There is much conjecture surrounding equal access in companies and organisations. Many proclaim Social Model readiness in light of a changing society. Yet, as I would come to quickly realize, an environment created on someone’s behalf, without their experience will likely not be equal. Creating truly inclusive facilities and discovering the right amount of support wanted requires discourse with those who want it (or don’t want it, as the case may be). Assumptions and guesses invariably fall short of the realities of people who face unequal access.
Recently we were tasked with writing a questionnaire for a music studio that we had been having some difficulty with, regarding accessing an Open Day. The questions were on the topics of accessibility, support and inclusivity of the course and the facilities. I found this to be an extremely difficult task and required the help of the group with every question; this is only natural - No amount of reflection, introspection, guesswork or hypothesizing will help me when I have never had to fight for my own equal access. I have no personal experience and therefore no reliable knowledge. Of course, I can learn, but I need experts to educate me on their own personal experience – a true first-person perspective.

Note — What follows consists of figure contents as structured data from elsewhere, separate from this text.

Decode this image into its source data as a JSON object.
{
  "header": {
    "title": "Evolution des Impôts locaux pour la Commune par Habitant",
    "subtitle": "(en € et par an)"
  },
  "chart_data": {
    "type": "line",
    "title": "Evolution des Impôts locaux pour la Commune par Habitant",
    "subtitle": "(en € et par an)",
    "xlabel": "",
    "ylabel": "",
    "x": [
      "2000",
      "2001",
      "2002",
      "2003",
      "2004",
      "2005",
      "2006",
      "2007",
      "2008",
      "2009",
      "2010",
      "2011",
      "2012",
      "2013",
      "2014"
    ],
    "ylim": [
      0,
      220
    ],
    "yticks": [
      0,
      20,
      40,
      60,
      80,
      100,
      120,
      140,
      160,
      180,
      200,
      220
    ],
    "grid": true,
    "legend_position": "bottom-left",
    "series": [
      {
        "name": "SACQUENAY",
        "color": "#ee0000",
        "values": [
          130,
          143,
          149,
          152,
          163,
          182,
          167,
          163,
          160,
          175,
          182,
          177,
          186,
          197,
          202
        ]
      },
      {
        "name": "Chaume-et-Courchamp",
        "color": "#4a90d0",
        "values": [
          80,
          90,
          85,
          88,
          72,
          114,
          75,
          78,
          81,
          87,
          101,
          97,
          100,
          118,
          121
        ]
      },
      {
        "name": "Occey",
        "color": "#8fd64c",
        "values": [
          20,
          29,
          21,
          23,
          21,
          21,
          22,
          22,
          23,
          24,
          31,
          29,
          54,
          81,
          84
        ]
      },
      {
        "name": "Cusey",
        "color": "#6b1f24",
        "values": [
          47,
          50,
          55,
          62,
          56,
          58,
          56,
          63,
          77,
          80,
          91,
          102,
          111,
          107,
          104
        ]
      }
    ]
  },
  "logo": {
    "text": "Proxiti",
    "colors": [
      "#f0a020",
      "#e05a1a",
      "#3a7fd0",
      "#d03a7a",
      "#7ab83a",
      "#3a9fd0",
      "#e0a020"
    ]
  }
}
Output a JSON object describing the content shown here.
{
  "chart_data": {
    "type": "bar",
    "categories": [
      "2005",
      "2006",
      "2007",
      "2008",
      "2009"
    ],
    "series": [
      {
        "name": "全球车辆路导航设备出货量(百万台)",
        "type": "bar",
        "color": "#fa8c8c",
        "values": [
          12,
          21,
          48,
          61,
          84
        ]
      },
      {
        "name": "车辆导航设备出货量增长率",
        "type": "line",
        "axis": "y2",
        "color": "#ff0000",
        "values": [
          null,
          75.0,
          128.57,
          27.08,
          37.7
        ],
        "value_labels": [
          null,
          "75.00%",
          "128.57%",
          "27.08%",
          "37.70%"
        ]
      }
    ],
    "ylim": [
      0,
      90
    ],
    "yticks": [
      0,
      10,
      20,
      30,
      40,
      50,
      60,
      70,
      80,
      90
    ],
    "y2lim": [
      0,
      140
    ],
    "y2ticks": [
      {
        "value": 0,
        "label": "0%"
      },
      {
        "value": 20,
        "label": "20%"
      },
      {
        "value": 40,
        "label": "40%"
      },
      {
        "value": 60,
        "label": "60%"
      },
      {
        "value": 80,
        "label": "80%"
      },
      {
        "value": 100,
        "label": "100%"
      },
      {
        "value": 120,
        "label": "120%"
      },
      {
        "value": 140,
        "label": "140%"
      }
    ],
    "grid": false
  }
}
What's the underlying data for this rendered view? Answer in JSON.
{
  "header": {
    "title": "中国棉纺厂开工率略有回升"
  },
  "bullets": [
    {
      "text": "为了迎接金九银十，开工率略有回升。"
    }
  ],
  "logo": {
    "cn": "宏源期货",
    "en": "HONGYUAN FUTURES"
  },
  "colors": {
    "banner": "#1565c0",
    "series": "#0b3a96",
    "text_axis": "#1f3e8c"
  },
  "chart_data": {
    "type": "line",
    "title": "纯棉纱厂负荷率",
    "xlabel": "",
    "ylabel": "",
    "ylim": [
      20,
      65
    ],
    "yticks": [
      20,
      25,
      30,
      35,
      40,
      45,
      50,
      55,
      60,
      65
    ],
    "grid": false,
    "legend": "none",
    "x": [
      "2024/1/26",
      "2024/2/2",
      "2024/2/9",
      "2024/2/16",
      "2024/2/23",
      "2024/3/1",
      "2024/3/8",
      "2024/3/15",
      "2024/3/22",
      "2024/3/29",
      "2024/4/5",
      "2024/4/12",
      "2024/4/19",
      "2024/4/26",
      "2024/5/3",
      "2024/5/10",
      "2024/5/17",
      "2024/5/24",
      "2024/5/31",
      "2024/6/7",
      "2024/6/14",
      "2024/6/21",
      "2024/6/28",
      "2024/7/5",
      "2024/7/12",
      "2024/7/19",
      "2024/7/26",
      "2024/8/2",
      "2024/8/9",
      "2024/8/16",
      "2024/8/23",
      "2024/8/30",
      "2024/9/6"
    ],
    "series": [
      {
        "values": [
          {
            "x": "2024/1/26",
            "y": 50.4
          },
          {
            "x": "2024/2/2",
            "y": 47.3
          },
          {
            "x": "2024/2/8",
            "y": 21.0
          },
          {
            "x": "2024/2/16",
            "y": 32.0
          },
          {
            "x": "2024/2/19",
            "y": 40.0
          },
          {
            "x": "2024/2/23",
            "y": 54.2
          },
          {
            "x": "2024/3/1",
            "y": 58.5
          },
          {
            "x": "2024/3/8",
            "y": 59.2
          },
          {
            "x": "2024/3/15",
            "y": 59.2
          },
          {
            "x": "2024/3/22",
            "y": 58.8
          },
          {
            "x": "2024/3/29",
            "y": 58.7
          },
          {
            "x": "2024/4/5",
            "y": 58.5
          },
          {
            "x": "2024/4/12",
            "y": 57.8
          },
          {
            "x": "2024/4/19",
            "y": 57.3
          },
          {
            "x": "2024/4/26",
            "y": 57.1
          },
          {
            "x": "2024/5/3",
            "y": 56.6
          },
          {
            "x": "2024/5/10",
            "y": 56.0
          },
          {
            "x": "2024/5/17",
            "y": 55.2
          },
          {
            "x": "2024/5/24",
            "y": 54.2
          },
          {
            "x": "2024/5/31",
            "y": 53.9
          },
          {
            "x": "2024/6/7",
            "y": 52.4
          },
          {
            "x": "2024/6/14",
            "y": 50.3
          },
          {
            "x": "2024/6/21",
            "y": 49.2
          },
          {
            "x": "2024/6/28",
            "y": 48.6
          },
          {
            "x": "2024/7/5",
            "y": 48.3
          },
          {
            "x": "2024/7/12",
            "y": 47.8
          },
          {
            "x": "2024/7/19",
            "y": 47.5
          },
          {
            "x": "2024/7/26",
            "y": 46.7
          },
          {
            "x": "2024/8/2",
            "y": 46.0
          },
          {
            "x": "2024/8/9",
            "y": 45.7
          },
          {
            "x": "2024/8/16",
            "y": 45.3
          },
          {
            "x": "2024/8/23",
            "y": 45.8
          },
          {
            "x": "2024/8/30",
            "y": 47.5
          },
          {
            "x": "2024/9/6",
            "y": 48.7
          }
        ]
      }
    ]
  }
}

In initial conversations with the music studio, a member of the marketing team had promised our visit to be fully facilitated and the group welcomed with open arms. They had left and been replaced by a new member of the marketing team, who, in a recent discussion had stated they were “worried about us coming.” I wondered how the studio could go from taking a (possibly) Social Model Approach to not – and not seeking help or asking question to change that. It highlighted the tentative and hazy nature of the idea of an equally accessible environment. What one individual saw as an equal access environment, another did not. It emphasized a lack of knowledge and experience that they, much like me, did not possess and were afraid to explore. Similarly, to how I had benefitted from the knowledge of my experienced teachers, the studio would also clearly gain insight from the group’s visit and could, in turn, use that knowledge to create an environment with improved equal access.
Claiming to have a fully inclusive environment, deemed inclusive by those that have never had any issue with access proves both ironic and problematic. Conversely, not being willing to listen or assuming the environment immediately is not, is just as problematic. The questionnaire was a good start and proved a willingness to engage and listen, but as I have come to realize, there are no halfway marks with equal access and an environment is not equal until those that face the inequality say it is. None the less, the first step is to try – that is the most important part!
Examples such as this highlight the decaying peripheries of unequal access as more and more companies are challenged to reconsider their environments. Companies needn't be worried. There is no universally applicable answer to creating an equal environment and it is understood that it is an issue not solved instantly. Rather, the process is a journey. It is not learnt innately, and neither is it expected to be. What is expected is a conscientious effort towards learning and towards listening to those that have the experience and knowledge, to the experts. Those with first hand personal experience.